Изменить размер шрифта - +
Настоящей веры, по-моему, у тебя нет.

— Послушай, детка, тебе надо спуститься вниз и хоть немного поесть. А потом возьми машину и поезжай на пляж, подыши свежим воздухом.

— Как бы все сегодня было по-другому, — сказала она, глядя на него сквозь полог, — если бы ты пришел и сказал: «Знаешь, детка, а я назначен начальником полиции».

Скоби мягко ей объяснил:

— Понимаешь, в таком месте, как наше, да еще в военное время нужен человек помоложе: важный порт, рядом — вишисты; контрабанда алмазами из Протектората… — Он сам не верил ни, одному своему слову.

— Я об этом не подумала.

— Вот почему меня и обошли. Никто тут не виноват. Ничего не поделаешь: война.

— Война всем мешает, правда?

— Она дает молодежи возможность себя показать.

— Знаешь, милый, я, пожалуй, съем кусочек холодного мяса.

— Вот и молодец. — Он отнял руку: с нее капал пот. — Я сейчас скажу Али.
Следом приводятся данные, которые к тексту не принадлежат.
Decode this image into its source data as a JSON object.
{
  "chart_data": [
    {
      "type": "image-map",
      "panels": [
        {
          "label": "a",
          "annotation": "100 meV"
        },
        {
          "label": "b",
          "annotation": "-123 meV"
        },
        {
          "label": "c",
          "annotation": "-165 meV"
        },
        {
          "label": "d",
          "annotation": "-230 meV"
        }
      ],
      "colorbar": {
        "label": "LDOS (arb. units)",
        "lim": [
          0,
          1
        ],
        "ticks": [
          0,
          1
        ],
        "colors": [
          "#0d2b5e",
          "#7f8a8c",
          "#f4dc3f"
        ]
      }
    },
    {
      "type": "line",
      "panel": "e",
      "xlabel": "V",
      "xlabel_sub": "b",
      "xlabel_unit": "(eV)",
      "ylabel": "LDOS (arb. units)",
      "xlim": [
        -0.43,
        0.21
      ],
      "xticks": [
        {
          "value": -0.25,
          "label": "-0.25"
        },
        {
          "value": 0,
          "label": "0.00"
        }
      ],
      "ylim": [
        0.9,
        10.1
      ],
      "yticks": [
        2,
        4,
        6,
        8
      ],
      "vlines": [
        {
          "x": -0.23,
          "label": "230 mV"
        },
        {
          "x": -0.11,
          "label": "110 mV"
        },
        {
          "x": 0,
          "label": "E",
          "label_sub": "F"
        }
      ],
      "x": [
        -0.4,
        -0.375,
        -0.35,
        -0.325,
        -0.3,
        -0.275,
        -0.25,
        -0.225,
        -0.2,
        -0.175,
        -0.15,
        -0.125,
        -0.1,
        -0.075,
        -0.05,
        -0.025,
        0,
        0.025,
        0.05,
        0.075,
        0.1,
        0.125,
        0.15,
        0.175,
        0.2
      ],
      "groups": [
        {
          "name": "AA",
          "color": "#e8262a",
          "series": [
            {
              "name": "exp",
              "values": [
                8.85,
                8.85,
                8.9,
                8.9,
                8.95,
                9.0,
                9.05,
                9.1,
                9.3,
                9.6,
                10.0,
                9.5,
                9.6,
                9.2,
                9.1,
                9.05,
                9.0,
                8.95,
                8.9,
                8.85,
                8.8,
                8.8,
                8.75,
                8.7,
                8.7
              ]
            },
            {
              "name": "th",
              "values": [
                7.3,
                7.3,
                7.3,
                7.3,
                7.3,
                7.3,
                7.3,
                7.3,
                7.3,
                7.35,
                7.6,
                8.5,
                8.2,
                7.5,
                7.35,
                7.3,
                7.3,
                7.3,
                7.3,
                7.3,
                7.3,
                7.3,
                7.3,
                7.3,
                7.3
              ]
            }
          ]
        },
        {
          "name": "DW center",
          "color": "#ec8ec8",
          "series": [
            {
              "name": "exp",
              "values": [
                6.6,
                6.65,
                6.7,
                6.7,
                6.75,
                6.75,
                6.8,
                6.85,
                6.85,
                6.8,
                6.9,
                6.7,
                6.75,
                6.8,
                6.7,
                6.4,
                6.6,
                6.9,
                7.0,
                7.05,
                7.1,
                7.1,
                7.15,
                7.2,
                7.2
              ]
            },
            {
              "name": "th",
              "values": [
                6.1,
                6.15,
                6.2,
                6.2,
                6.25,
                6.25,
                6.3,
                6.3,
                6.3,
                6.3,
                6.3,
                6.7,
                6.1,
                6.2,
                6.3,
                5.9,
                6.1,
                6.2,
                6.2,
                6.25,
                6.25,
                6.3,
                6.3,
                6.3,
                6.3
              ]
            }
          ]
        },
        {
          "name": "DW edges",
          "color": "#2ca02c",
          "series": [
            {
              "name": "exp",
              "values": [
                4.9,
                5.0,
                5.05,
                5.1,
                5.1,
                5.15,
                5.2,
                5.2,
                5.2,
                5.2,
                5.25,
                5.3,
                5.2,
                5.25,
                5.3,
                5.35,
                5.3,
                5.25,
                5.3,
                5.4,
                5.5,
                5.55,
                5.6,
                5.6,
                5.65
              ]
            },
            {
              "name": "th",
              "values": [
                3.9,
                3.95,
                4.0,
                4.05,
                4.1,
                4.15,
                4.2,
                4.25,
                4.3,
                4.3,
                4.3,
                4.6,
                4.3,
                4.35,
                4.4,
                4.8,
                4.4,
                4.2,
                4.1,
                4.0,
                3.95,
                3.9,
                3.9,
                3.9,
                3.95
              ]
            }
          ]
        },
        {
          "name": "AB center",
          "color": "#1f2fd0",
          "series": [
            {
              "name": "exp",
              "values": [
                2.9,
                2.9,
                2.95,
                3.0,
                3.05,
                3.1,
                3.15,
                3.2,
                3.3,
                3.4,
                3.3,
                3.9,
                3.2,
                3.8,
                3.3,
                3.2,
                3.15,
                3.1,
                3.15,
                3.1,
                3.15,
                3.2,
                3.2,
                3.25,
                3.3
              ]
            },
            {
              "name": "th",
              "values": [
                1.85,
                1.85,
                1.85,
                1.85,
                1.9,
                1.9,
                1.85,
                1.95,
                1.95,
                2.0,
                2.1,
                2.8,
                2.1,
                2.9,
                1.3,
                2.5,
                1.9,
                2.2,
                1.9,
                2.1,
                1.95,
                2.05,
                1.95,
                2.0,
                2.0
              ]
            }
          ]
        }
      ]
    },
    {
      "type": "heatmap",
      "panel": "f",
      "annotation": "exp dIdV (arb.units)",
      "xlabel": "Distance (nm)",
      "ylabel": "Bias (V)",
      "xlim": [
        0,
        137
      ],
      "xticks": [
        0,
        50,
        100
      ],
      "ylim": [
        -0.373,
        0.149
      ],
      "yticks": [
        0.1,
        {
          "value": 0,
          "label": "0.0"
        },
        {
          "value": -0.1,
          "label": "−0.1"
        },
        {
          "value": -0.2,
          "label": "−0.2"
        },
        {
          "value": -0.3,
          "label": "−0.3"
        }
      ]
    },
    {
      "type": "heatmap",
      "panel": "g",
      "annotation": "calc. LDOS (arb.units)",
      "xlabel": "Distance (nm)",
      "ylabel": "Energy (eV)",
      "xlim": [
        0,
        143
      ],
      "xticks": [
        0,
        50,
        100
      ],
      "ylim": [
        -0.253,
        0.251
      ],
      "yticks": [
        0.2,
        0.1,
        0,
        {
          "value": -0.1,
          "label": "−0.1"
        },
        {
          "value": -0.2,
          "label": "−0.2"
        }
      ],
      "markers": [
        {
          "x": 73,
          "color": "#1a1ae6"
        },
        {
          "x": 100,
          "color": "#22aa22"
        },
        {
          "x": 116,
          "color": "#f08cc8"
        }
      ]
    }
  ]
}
Внизу он высунулся в дверь и окликнул Али.

— Да, хозяин?

— Поставь два прибора. Хозяйке лучше.

От океана наконец поднялся слабый ветерок; он задул над верхушками кустов, между хижинами креолов. С железной кровли, тяжело захлопав крыльями, взлетел гриф и опустился на соседнем дворе. Скоби глубоко вздохнул — он очень устал, но радовался, что одержал победу, вынудив у Луизы согласие съесть кусочек мяса. Он всегда нес ответственность за счастье тех, кого любил. Одной из них уже ничто не грозит — во веки веков, а другая сейчас будет обедать.

 

 

4

По вечерам порт бывал красив минут пять, не меньше. Грунтовые дороги, такие уродливые, спекшиеся днем, нежно розовели, как лепестки цветов. Наступал блаженный час. Люди, навсегда покинув здешние места, вспоминают в мглистый лондонский вечер, как загорался этот берег, как он расцветал, чтобы тут же померкнуть снова; в этот час им становится странно, что они так ненавидели этот порт; их даже тянет обратно.
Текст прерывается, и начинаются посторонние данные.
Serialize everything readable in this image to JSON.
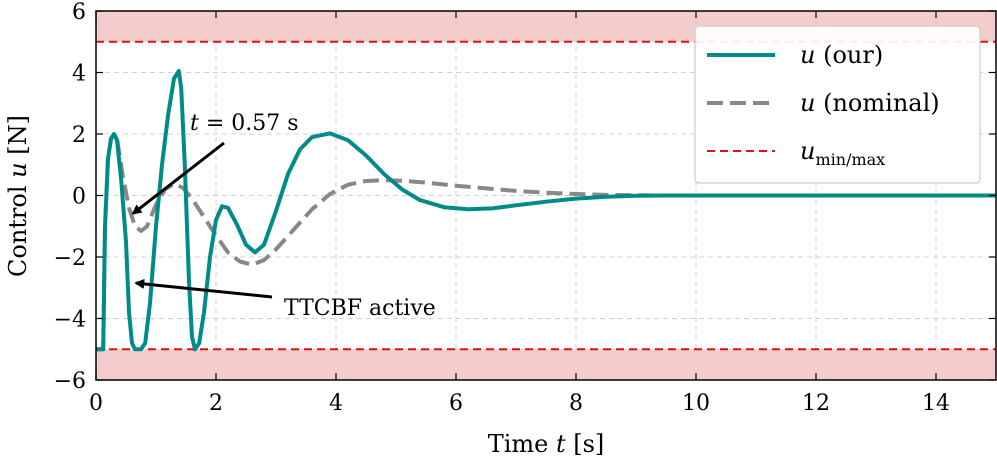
{
  "chart_data": {
    "type": "line",
    "xlabel_prefix": "Time ",
    "xlabel_var": "t",
    "xlabel_suffix": " [s]",
    "ylabel_prefix": "Control ",
    "ylabel_var": "u",
    "ylabel_suffix": " [N]",
    "xlim": [
      0,
      15
    ],
    "ylim": [
      -6,
      6
    ],
    "xticks": [
      0,
      2,
      4,
      6,
      8,
      10,
      12,
      14
    ],
    "yticks": [
      -6,
      -4,
      -2,
      0,
      2,
      4,
      6
    ],
    "ytick_labels": [
      "−6",
      "−4",
      "−2",
      "0",
      "2",
      "4",
      "6"
    ],
    "grid": true,
    "limits": {
      "u_min": -5,
      "u_max": 5
    },
    "shading_color": "#f4cccc",
    "series": [
      {
        "name": "u (our)",
        "var": "u",
        "label": "(our)",
        "color": "#008b8b",
        "style": "solid",
        "points": [
          [
            0,
            -5
          ],
          [
            0.12,
            -5
          ],
          [
            0.15,
            -1
          ],
          [
            0.2,
            1.2
          ],
          [
            0.25,
            1.85
          ],
          [
            0.3,
            2.0
          ],
          [
            0.35,
            1.8
          ],
          [
            0.42,
            0.5
          ],
          [
            0.5,
            -1.5
          ],
          [
            0.55,
            -3.8
          ],
          [
            0.6,
            -4.8
          ],
          [
            0.65,
            -5
          ],
          [
            0.75,
            -5
          ],
          [
            0.82,
            -4.8
          ],
          [
            0.9,
            -3.5
          ],
          [
            1.0,
            -1.0
          ],
          [
            1.1,
            1.0
          ],
          [
            1.2,
            2.6
          ],
          [
            1.3,
            3.8
          ],
          [
            1.38,
            4.05
          ],
          [
            1.42,
            3.5
          ],
          [
            1.48,
            1.0
          ],
          [
            1.55,
            -2.8
          ],
          [
            1.6,
            -4.6
          ],
          [
            1.65,
            -5
          ],
          [
            1.72,
            -4.8
          ],
          [
            1.8,
            -3.8
          ],
          [
            1.9,
            -2.0
          ],
          [
            2.0,
            -0.8
          ],
          [
            2.1,
            -0.35
          ],
          [
            2.2,
            -0.4
          ],
          [
            2.35,
            -0.95
          ],
          [
            2.5,
            -1.6
          ],
          [
            2.65,
            -1.85
          ],
          [
            2.8,
            -1.6
          ],
          [
            3.0,
            -0.5
          ],
          [
            3.2,
            0.7
          ],
          [
            3.4,
            1.5
          ],
          [
            3.6,
            1.9
          ],
          [
            3.9,
            2.02
          ],
          [
            4.2,
            1.8
          ],
          [
            4.5,
            1.3
          ],
          [
            4.8,
            0.7
          ],
          [
            5.1,
            0.2
          ],
          [
            5.4,
            -0.15
          ],
          [
            5.8,
            -0.38
          ],
          [
            6.2,
            -0.45
          ],
          [
            6.6,
            -0.42
          ],
          [
            7.0,
            -0.32
          ],
          [
            7.5,
            -0.2
          ],
          [
            8.0,
            -0.1
          ],
          [
            8.5,
            -0.04
          ],
          [
            9.0,
            -0.01
          ],
          [
            9.5,
            0
          ],
          [
            10,
            0
          ],
          [
            11,
            0
          ],
          [
            12,
            0
          ],
          [
            13,
            0
          ],
          [
            14,
            0
          ],
          [
            15,
            0
          ]
        ]
      },
      {
        "name": "u (nominal)",
        "var": "u",
        "label": "(nominal)",
        "color": "#888888",
        "style": "dashed",
        "points": [
          [
            0,
            -5
          ],
          [
            0.12,
            -5
          ],
          [
            0.15,
            -1
          ],
          [
            0.2,
            1.2
          ],
          [
            0.25,
            1.85
          ],
          [
            0.3,
            2.0
          ],
          [
            0.35,
            1.85
          ],
          [
            0.45,
            0.6
          ],
          [
            0.55,
            -0.4
          ],
          [
            0.65,
            -1.0
          ],
          [
            0.75,
            -1.15
          ],
          [
            0.85,
            -1.0
          ],
          [
            1.0,
            -0.3
          ],
          [
            1.15,
            0.2
          ],
          [
            1.3,
            0.38
          ],
          [
            1.45,
            0.25
          ],
          [
            1.6,
            -0.1
          ],
          [
            1.8,
            -0.7
          ],
          [
            2.0,
            -1.3
          ],
          [
            2.2,
            -1.85
          ],
          [
            2.4,
            -2.15
          ],
          [
            2.6,
            -2.25
          ],
          [
            2.8,
            -2.1
          ],
          [
            3.0,
            -1.75
          ],
          [
            3.3,
            -1.1
          ],
          [
            3.6,
            -0.45
          ],
          [
            3.9,
            0.05
          ],
          [
            4.2,
            0.35
          ],
          [
            4.5,
            0.47
          ],
          [
            4.8,
            0.5
          ],
          [
            5.1,
            0.48
          ],
          [
            5.5,
            0.42
          ],
          [
            6.0,
            0.32
          ],
          [
            6.5,
            0.23
          ],
          [
            7.0,
            0.15
          ],
          [
            7.5,
            0.09
          ],
          [
            8.0,
            0.05
          ],
          [
            8.5,
            0.02
          ],
          [
            9.0,
            0.01
          ],
          [
            9.5,
            0
          ],
          [
            10,
            0
          ],
          [
            11,
            0
          ],
          [
            12,
            0
          ],
          [
            13,
            0
          ],
          [
            14,
            0
          ],
          [
            15,
            0
          ]
        ]
      },
      {
        "name": "u_min/max",
        "var": "u",
        "sub": "min/max",
        "color": "#dd1111",
        "style": "dashed-limit"
      }
    ],
    "annotations": [
      {
        "text_pre": "t",
        "text_post": " = 0.57 s",
        "target": [
          0.57,
          -0.55
        ]
      },
      {
        "text": "TTCBF active",
        "target": [
          0.62,
          -2.85
        ]
      }
    ]
  }
}
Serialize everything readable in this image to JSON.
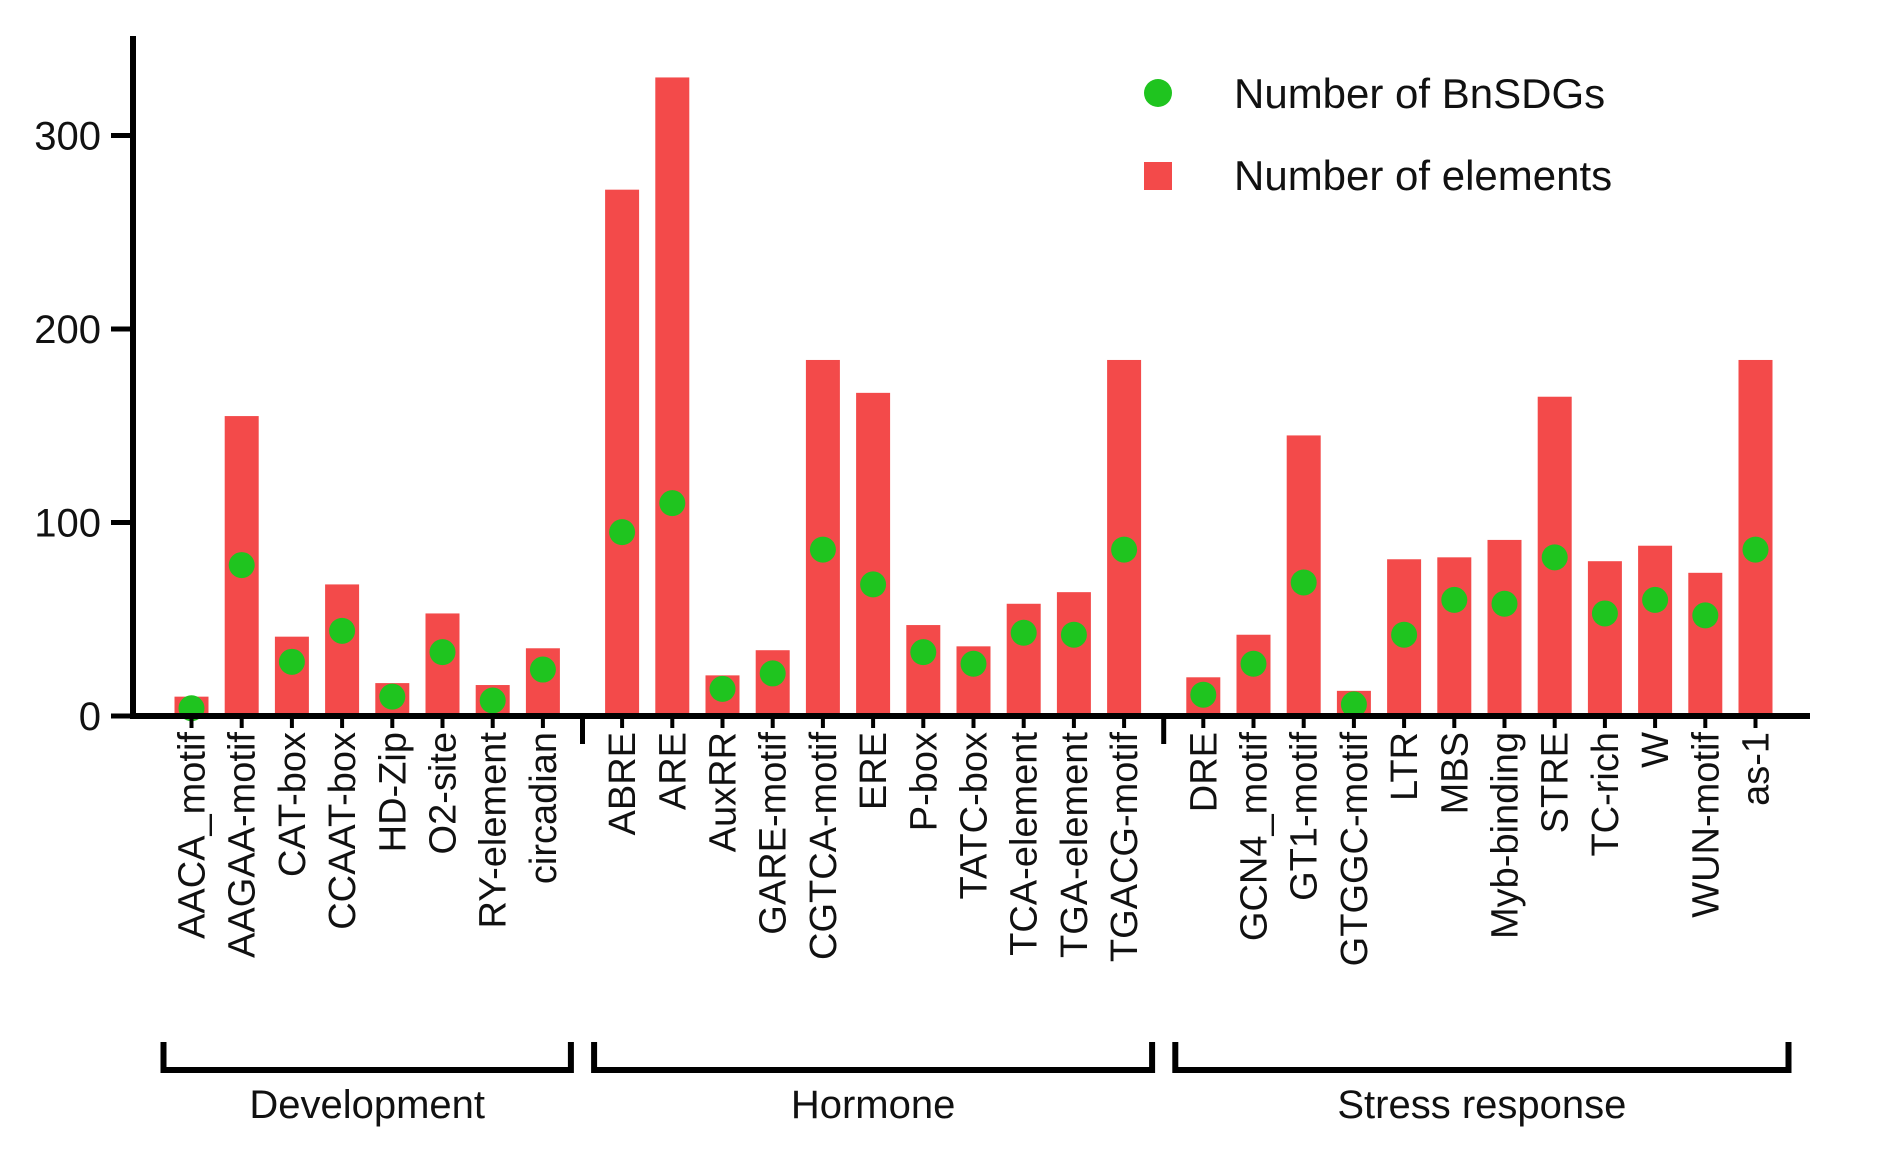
{
  "chart_data": {
    "type": "bar",
    "title": "",
    "xlabel": "",
    "ylabel": "",
    "ylim": [
      0,
      350
    ],
    "yticks": [
      0,
      100,
      200,
      300
    ],
    "colors": {
      "bars": "#f34a4a",
      "points": "#1fc41f",
      "axis": "#000000"
    },
    "legend": {
      "position": "top-right",
      "items": [
        {
          "label": "Number of BnSDGs",
          "marker": "circle",
          "color": "#1fc41f"
        },
        {
          "label": "Number of elements",
          "marker": "square",
          "color": "#f34a4a"
        }
      ]
    },
    "groups": [
      {
        "name": "Development",
        "categories": [
          "AACA_motif",
          "AAGAA-motif",
          "CAT-box",
          "CCAAT-box",
          "HD-Zip",
          "O2-site",
          "RY-element",
          "circadian"
        ],
        "elements": [
          10,
          155,
          41,
          68,
          17,
          53,
          16,
          35
        ],
        "bnsdgs": [
          4,
          78,
          28,
          44,
          10,
          33,
          8,
          24
        ]
      },
      {
        "name": "Hormone",
        "categories": [
          "ABRE",
          "ARE",
          "AuxRR",
          "GARE-motif",
          "CGTCA-motif",
          "ERE",
          "P-box",
          "TATC-box",
          "TCA-element",
          "TGA-element",
          "TGACG-motif"
        ],
        "elements": [
          272,
          330,
          21,
          34,
          184,
          167,
          47,
          36,
          58,
          64,
          184
        ],
        "bnsdgs": [
          95,
          110,
          14,
          22,
          86,
          68,
          33,
          27,
          43,
          42,
          86
        ]
      },
      {
        "name": "Stress response",
        "categories": [
          "DRE",
          "GCN4_motif",
          "GT1-motif",
          "GTGGC-motif",
          "LTR",
          "MBS",
          "Myb-binding",
          "STRE",
          "TC-rich",
          "W",
          "WUN-motif",
          "as-1"
        ],
        "elements": [
          20,
          42,
          145,
          13,
          81,
          82,
          91,
          165,
          80,
          88,
          74,
          184
        ],
        "bnsdgs": [
          11,
          27,
          69,
          6,
          42,
          60,
          58,
          82,
          53,
          60,
          52,
          86
        ]
      }
    ]
  }
}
Скоби остановил свой «моррис» на одном из поворотов широко петлявшей вверх по холму дороги и поглядел назад. Он чуть-чуть опоздал. Цветок над городом увял; белые камни, обозначавшие край обрыва, светились в ранних сумерках, как свечки.

— Наверно, там никого не будет, Тикки!

— Непременно будет. Сегодня библиотечный вечер.

— Поедем побыстрее, дорогой. В машине так жарко. Господи, когда наконец пойдут дожди!

— Соскучились по дождям?

— Да, если бы только они шли месяц или два, а потом переставали.

Скоби что-то ответил, не задумываясь. Он никогда не прислушивался к тому, что говорит жена. Он спокойно занимался своим делом под мерное течение ее речи, но стоило прозвучать жалобной ноте — и он мгновенно включал внимание. Как радист, зачитавшийся романом возле приемника, он пропускал все сигналы, сразу же настораживаясь, когда слышались позывные корабля или сигнал бедствия. Ему даже легче было работать, когда она разговаривала, а не молчала: пока его слух воспринимал этот ровный поток слов — клубные сплетни, недовольные замечания по поводу проповедей отца Ранка, пересказ только что прочитанного романа, даже жалобы на погоду, — он знал, что все идет хорошо. Мешало работе молчание; молчание означало, что он может поднять голову и увидеть в глазах ее слезы, требующие внимания.

— Ходят слухи, будто на прошлой неделе были потоплены все рефрижераторные суда.

Пока она говорила, он обдумывал, что ему делать с португальским судном, которое должно подойти к причалу утром, как только снимут боны. Суда нейтральных стран приходили дважды в месяц, и молодые офицеры охотно устраивали туда вылазку, — это сулило возможность отведать чужую стряпню, выпить несколько рюмок настоящего вина и даже купить для своей девушки какое-нибудь украшение в судовой лавке.